修行

 ブン! ブン!!


 ステラが、剣である私を振っている。

 刃物の部分は出ていなくて、サヤの中におさまったまま。いわゆる「素振り」ってやつ。


「えっと……大丈夫?」

『だ、大丈夫大丈夫……すこしなれてきた。……おぇっ』

「全然大丈夫じゃないよね!?」


 さっきまで素振りをしていた手が、私を優しくさすってくれる。

 背中をさすられているみたいで、それまであった吐き気もいくらか落ち着いた。

 全然想像してなかったよ。こんなに吐き気がするなんて。

 剣を振る=体が揺れるってことだもんね。運転が下手な人の車に乗って、ぐわんぐわん体をシェイクされた気分……うぅ。

 ステラに協力するって言ったのは私なのになぁ。

 私のせいで、練習ができなくなっちゃうなんて。


「気にしないで。練習は、木の棒でもできるんだから」


 そう言うと、ステラはきょろきょろと地面を見回した。

 その辺にあった手ごろな枝を拾うと、ヒュッと一振りしてみせる。

「ね?」と笑うので、私は頭がくらくらするのを感じながら拍手をした。……拍手なんてできないけど。

 ソーズ……剣の技術のことは、私には分からない。

 でも、剣を振る姿がすっごくカッコイイってことだけは分かる。

 モンスターを切ることはできないけれど、きっと素振りはたくさんしたんだろうな。練習に熱心だったんだろうな。

 そう伝わってくる。

 だからこそ、協力したいって思うんだよ。


『ほんとごめん。すぐ慣れるから』

「少しずつでいいよ」

『そうは言ってもさぁ』


 やっぱり、ホンモノ使って練習した方が良いじゃん?

 現にその枝、剣よりちょっと大きいし。さっき一振りした時も、右足がよろめいたの見てたんだから。


「大丈夫だって! ほら、見てて」


 ステラは、私を安心させようと必死みたいだ。

 ヒュン! ヒュン!

 木の枝が風を切る。

 後ろに構えて、大きく振りかぶる。ヒュンッ!

 その時、目の前に木の葉が舞い降りた。ステラの瞳が、少し鋭くなって。

 剣を右側にかまえる。

 腰を落として。しっかりと木の枝を握りこんで。



 ズザァッ!!



 横になぐ。

 パシィン!! と打たれた木の葉は、枝に押されるがまま、横へと飛んで行ってしまった。剣じゃないから、もちろん切れることはないけれど。



 ……すごい!



 私は、少し見とれていた。すごい。

 まるで、一つの舞を見ているみたい。指先、足の先、一つ一つがしっかりと意識されてる。体の動きもきれいで、目が離せなかったもん。
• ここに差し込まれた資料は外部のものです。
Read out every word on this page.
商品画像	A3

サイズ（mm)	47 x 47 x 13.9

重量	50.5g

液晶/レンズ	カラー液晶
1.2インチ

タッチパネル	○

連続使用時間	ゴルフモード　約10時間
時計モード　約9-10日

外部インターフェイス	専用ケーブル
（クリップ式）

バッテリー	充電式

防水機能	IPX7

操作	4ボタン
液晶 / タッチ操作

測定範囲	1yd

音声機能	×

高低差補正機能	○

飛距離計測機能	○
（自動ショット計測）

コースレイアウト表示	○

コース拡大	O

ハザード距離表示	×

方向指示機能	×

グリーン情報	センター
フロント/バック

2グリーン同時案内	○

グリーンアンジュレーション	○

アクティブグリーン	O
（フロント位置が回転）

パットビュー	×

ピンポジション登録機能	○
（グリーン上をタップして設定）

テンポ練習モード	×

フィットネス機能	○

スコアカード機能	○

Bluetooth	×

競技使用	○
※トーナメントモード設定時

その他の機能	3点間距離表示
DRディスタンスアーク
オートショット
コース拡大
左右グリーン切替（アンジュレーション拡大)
 持っているのは木なのに、本当に剣に見えちゃったし。


『本当に、それでモンスターを切ることができたらカンペキなのにねぇ……』

「はは、それを言われると、返す言葉がないや」


 でも、あと一歩だよね。

 これでモンスターを切ることができるようになったら、絶対国の人もステラを認めるって! こんなにすごいんだもん。


「……それができたら良いんだけど」


 ステラの顔が、悲しそうなものになる。

 そんなに難しいことなのかな。悪いヤツなんだから、大丈夫だと思うけどな。

 剣である私が、ステラのこと支えてあげないと!


 でも、その時の私は分かってなかったんだ。


 ステラの怖がっている「モンスターを切る」ってことが、どういうものかってこと。